851.5151/6–1947: Telegram

The Ambassador in France (Caffery) to the Secretary of State
secret

2438. It is now apparent that there is developing in France a recurrence of both the inflationary trends and lack of public confidence in the future of its currency, so noticeable last autumn. Government emphasis in economic policy has gradually been shifting from financial [Page 717] “stabilization” under the Blum experiment to one of “retard the inflation”. Symptomatic of these developments are the following:

(a)
Continuous decline in quotations for government securities to a level so low that plans for a reconstruction flotation have been abandoned for the present.
(b)
On the other hand, there has been an active demand for investments of the inflation “pegging” type. Common shares on the Paris Bourse advanced last week by 9 per cent. The franc on the black market has fallen in the past week from 225 to 268 per dollar.

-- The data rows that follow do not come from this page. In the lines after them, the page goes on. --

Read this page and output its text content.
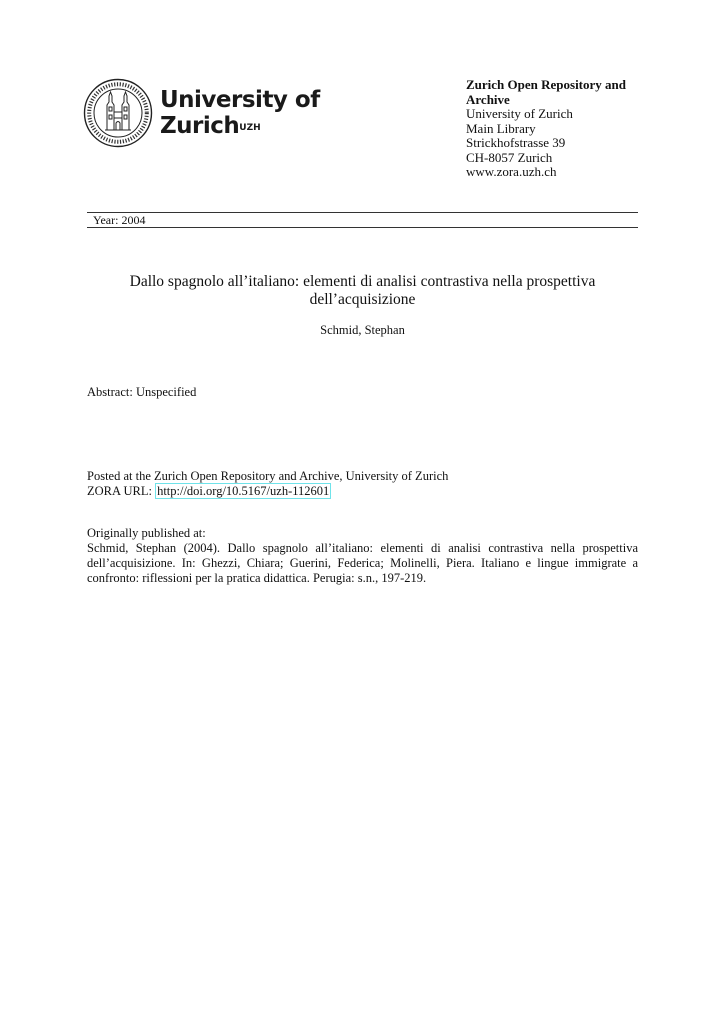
University of
Zurich$^{UZH}$
Zurich Open Repository and
Archive
University of Zurich
Main Library
Strickhofstrasse 39
CH-8057 Zurich
www.zora.uzh.ch
Year: 2004
Dallo spagnolo all’italiano: elementi di analisi contrastiva nella prospettiva
dell’acquisizione
Schmid, Stephan
Abstract: Unspecified
Posted at the Zurich Open Repository and Archive, University of Zurich
ZORA URL: http://doi.org/10.5167/uzh-112601
Originally published at:
Schmid, Stephan (2004). Dallo spagnolo all’italiano: elementi di analisi contrastiva nella prospettiva dell’acquisizione. In: Ghezzi, Chiara; Guerini, Federica; Molinelli, Piera. Italiano e lingue immigrate a confronto: riflessioni per la pratica didattica. Perugia: s.n., 197-219.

The proximate causes of the foregoing appear to be:

(a)
Government retreat on the wage stabilization front. Although it is not yet possible to measure precisely the impact on wage payments and labor costs, it appears that the government is prepared to permit increases in the neighborhood of 13–15 per cent and that it may be forced by labor organization pressures to even larger concessions.
(b)
Continued large scale treasury deficit most of which has to be covered by additional note issue which has expanded by 66 billion francs since the end of 1946.
(c)
Failure of agricultural output and food imports to meet minimum needs at reasonable prices in relation to current wages, especially in the cities.

Although it is hoped that the severe financial measures now under consideration by the Cabinet may prevent a runaway inflation, it is difficult to see how wage and price stabilization can be achieved in France until such time as the effective supply of essential consumers goods is adequate to meet the minimum needs of France’s laboring and small salaried groups.